Rating: R for tepid sexuality and nudity

Run Time: 1 hour, 50 minutes



Alessandro Baricco’s lyrical short novel is tentatively re-imagined as a saccharine love story with minimal depth. Sigh.

The setting is dreamy 19th century France, where idealistic military officer Herve Joncour (perma-pouty Michael Pitt) woos and marries elegant and beautiful schoolteacher Helene Fouquet (Keira Knightley) but tires of his lengthy absences and being far from his lover’s embrace.

Salvation arrives in the form of free-thinking entrepreneur Baldabiou (Alfred Molina) who offers Herve financial stability and the opportunity of a lifetime: an exotic journey to the untamed Fukushima Mountains of Japan to fetch a shipment of silk worm eggs so Baldabiou can establish his own silk mill in their tiny French village.
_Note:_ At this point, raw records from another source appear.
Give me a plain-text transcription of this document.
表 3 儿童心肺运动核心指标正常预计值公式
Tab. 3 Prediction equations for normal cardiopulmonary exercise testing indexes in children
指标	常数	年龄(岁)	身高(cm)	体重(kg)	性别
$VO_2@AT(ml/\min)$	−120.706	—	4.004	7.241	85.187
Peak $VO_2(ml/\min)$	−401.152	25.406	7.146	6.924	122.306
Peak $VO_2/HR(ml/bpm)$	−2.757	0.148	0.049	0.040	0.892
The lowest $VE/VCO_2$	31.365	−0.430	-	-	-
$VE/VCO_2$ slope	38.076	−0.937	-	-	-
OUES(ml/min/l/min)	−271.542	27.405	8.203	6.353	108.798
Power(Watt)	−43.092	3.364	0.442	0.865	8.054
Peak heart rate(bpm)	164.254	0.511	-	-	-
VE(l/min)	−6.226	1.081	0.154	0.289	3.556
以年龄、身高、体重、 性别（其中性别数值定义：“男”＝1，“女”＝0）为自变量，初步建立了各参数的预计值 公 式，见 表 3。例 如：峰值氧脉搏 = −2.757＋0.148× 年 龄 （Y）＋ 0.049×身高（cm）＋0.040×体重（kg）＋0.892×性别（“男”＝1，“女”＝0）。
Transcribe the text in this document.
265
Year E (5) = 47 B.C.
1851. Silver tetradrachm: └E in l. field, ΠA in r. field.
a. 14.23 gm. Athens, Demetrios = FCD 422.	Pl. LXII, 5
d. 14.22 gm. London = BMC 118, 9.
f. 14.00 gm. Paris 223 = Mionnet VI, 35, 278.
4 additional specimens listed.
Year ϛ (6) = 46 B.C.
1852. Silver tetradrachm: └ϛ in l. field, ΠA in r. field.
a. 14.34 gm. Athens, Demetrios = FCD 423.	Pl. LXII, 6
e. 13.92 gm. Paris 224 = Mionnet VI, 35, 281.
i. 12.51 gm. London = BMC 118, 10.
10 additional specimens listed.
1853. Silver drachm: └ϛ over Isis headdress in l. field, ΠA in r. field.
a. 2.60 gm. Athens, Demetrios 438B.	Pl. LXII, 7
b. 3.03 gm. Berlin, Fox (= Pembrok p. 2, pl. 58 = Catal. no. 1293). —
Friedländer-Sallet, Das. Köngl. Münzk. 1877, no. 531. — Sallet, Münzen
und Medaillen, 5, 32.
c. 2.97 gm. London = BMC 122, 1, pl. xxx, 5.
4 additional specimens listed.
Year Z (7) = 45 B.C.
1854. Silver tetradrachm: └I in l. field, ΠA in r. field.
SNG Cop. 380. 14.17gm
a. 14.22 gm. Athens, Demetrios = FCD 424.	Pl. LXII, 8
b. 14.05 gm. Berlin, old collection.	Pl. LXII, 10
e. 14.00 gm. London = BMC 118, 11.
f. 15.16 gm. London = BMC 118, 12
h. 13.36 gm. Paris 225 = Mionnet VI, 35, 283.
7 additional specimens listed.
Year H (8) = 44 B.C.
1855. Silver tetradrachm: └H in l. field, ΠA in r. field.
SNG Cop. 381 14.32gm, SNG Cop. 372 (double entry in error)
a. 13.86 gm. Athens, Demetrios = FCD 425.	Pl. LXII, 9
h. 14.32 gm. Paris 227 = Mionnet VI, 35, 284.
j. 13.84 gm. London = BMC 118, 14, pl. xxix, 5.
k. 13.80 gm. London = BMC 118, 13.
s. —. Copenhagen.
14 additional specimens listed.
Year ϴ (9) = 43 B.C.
Herve sets off for Japan – a perilous journey through Europe and Moravia and across the treacherous Russian Steppes to a rusty smuggler’s ship – full of fire and promise. Once in the Land of the Rising Sun he not only scores the prized eggs but also a precious glimpse of a powerful trader’s ethereal young concubine (newcomer Sei Ashina) with whom he becomes instantly captivated.

One trip becomes another and another and Herve’s attraction turns to obsession. An unhealthy fixation that stands in the way of a free and open love between Herve and his beloved Helene.

There’s not much to recommend when narrative and romance fall victim to convention. Pitt in the throes of erotic obsession is uncommonly passive; his demeanor and incessant reflective voice-over yielding zero in the way of passion, unbridled or otherwise.

Global comings-and-goings and their inevitable culture clashes lend promise, an East meets West drama never fully realized. Production designer François Séguin works wonders with the international locales but pacing is measured to a fault.

Legendary Japanese actor Koji Yakusho offers up some desperately desired charisma and Knightley’s natural appeal is a plus – she sparkles onscreen but who can ignore her rapidly (and alarmingly) shrinking frame?

The intoxicating object of desire has nothing to do but look fetching, which about sums up the entire project.